Frederick A. Webster is a civil/structural engineer, working in California, who specializes in design, repair, and retrofitting of historic buildings. Since the early 1980s, he has researched, tested, lectured on, and designed adobe and rammed-earth buildings. He has also designed seismic retrofits, upgrades, repairs, and rehabilitation for historic and older adobes throughout the state. As part of the Getty Conservation Institute’s earthquake reconnaissance team, he performed post-earthquake damage surveys of twenty historic adobes following the 1994 Northridge earthquake, and of historic and cultural property following more recent earthquakes in Costa Rica. He is currently responsible for the structural design of several adobe buildings to be constructed as part of a large winery complex in Santa Barbara County.

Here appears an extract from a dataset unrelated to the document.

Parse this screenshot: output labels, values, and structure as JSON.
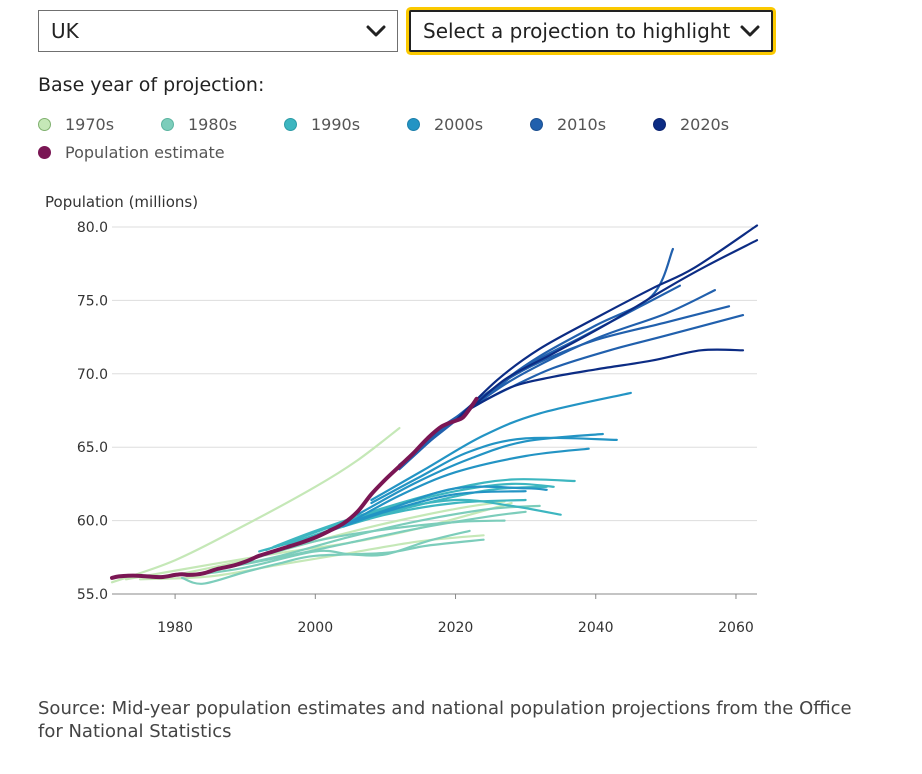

William S. Ginell is a materials scientist with extensive experience in industry. In 1943, after graduating from the Polytechnic Institute of Brooklyn with a bachelor’s degree in chemistry, he became part of the secret research team at Columbia University working to develop the atomic bomb. After the war, he went on to receive his Ph.D. in physical chemistry from the University of Wisconsin and spent nine years at the Brookhaven National Laboratory on Long Island, New York, followed by twenty-six years working for aerospace firms in California. In 1984, he joined the Getty Conservation Institute and helped design the laboratories at the GCI’s Marina del Rey facility. He is currently senior conservation research scientist at the GCI Los Angeles and was project director of the Getty Seismic Adobe Project.